European shares end down on ECB inflation concerns
European shares fell for a second day yesterday as investors anticipated possible inflation warnings from the European Central Bank after Federal Reserve chairman Ben Bernanke said US price pressures may linger. Low-cost airline Ryanair posted the...
European shares fell for a second day yesterday as investors anticipated possible inflation warnings from the European Central Bank after Federal Reserve chairman Ben Bernanke said US price pressures may linger.
Low-cost airline Ryanair posted the largest daily fall, shedding eight per cent after forecasting a drop in profit growth that hit the entire airline sector.
Mr Bernanke said there was a risk that elevated levels of core inflation might not recede just yet, which stripped 0.4 per cent off US blue-chip stocks as investors all but ruled out a stocks-friendly rate cut this year.
The pan-European FTSEurofirst 300 index of leading European shares ended down 0.62 per cent at 1,612.13 points, but the market is still showing a near nine per cent gain on the year.
"We're only back to where we were on Friday," said David Jones, chief market analyst at CMC Markets.
"What's not helping, obviously, is the US market under pressure and the Dow flirting with the 13,600 level.
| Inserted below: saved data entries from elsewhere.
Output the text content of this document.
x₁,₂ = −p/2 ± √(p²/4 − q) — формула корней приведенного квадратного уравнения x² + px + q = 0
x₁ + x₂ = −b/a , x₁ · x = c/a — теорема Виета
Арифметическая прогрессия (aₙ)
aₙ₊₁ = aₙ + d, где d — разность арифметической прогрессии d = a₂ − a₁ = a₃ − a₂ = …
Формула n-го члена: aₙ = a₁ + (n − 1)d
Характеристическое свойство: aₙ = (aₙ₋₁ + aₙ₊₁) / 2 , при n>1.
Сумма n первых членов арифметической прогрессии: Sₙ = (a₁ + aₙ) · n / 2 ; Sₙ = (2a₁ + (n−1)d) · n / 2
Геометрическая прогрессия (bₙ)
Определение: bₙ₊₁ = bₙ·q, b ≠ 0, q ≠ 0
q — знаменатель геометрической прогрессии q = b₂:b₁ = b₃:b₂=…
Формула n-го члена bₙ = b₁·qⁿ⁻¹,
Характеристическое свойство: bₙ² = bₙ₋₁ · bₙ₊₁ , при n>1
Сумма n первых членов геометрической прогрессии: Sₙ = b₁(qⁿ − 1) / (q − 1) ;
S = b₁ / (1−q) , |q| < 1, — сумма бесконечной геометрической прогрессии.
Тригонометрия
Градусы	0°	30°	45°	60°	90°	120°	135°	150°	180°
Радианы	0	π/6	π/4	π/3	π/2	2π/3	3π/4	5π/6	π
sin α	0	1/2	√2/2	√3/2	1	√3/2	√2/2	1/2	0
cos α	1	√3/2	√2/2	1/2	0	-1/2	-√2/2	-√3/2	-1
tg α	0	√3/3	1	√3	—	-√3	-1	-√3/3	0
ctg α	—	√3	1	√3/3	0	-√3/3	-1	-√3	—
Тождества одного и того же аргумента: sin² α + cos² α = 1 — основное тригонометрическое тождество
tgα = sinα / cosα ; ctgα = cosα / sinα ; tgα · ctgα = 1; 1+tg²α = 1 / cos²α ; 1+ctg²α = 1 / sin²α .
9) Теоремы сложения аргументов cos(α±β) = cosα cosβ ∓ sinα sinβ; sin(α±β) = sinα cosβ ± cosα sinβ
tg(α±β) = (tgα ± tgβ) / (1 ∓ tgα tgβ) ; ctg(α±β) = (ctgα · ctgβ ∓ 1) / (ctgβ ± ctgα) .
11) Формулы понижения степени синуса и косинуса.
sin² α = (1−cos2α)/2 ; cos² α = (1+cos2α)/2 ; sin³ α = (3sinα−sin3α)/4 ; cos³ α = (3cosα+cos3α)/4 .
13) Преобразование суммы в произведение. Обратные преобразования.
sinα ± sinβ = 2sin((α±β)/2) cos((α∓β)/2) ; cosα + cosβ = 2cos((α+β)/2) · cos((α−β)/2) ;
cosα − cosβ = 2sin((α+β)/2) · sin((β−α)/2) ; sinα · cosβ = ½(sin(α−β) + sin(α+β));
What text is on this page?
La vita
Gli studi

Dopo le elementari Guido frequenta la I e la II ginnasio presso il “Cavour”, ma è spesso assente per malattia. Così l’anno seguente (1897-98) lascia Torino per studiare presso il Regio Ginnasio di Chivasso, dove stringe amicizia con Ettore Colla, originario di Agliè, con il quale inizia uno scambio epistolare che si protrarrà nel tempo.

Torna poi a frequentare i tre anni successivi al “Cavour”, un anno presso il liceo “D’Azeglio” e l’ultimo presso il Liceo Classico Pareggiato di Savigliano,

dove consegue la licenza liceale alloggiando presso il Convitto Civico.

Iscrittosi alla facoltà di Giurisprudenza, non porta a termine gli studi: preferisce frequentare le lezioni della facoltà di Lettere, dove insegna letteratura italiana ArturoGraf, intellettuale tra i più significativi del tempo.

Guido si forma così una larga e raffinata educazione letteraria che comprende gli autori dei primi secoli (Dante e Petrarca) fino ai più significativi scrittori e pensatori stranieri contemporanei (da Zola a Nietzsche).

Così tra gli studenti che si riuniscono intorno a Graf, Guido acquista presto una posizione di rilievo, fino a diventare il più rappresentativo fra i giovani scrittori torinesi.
If we see the Dow below there, we could see a bigger sell-off in the European markets," he said.
The Dow Jones Industrial Average was last at 13,630.70, down 0.3 per cent on the day and retreating from this week's all-time high at 13,692.00.
Ryanair, Europe's largest low-cost airline, reported a 33 per cent rise in annual net profit yesterday, but forecast a five per cent drop in profit growth in the year ahead.
Shares in rival budget airline EasyJet shed 6.75 per cent, Air France fell nearly four per cent, while British Airways shed over two per cent.
"It's just a general twitchiness because of Ryanair's outlook, because Ryanair has performed so well from a share price point of view... If they warn they'll actually see a big downturn in growth, that will hit (the sector)," Mr Jones said.
Bank stocks were the biggest drag on the broader market, and eurozone government bond yields rose to their highest in five and a half years, as investors braced for possible inflation warnings from ECB president Jean Claude Trichet today.
Allied Irish shed nearly three per cent, while BNP Paribas fell 1.7 per cent.
"The ECB's rate hike is already priced in, and the focus will be on the bank's tone following the meeting," said Christophe Donay, strategist at Kepler Equities, in Paris.
If the bank adopts a hawkish tone on inflation, Mr Donay said, the stock market could react negatively.
"But I don't expect that to happen. Inflation is not accelerating in Europe."
Around Europe, London's FTSE 100 index fell 0.47 per cent, while Frankfurt's DAX dropped 0.71 per cent, and France's CAC 40 fell 0.77 per cent.
Analysts said stock valuations in Europe had gone up too much for equities to remain a good bet, with interest-rate increases lurking.
Morgan Stanley strategist Teun Draaisma said the outlook for shares in the next six months was not very good, and interest rates posed the biggest threat.
"The mid-cycle slowdown, during which growth slows and rates go lower, is over. US 10-year bond yields are approaching five per cent, which is dangerous, and valuations in Europe are too expensive," he said.
"What we're saying is: Take profits on your equity overweights and go back to neutral. Stay in cash and underweight on bonds."
Among gainers was Britain's United Utilities which rose 3.5 per cent after putting its electricity distribution assets up for sale and posted strong results.
German mid-cap drug company Merck KgaA rose 5.6 percent after optimistic results from a cancer drug trial and expectations it will replace Altana in the blue-chip DAX.
Commerzbank rose 0.7 per cent to hit seven-year highs on market talk Citigroup could launch a bid for the German bank. Commerzbank declined comment.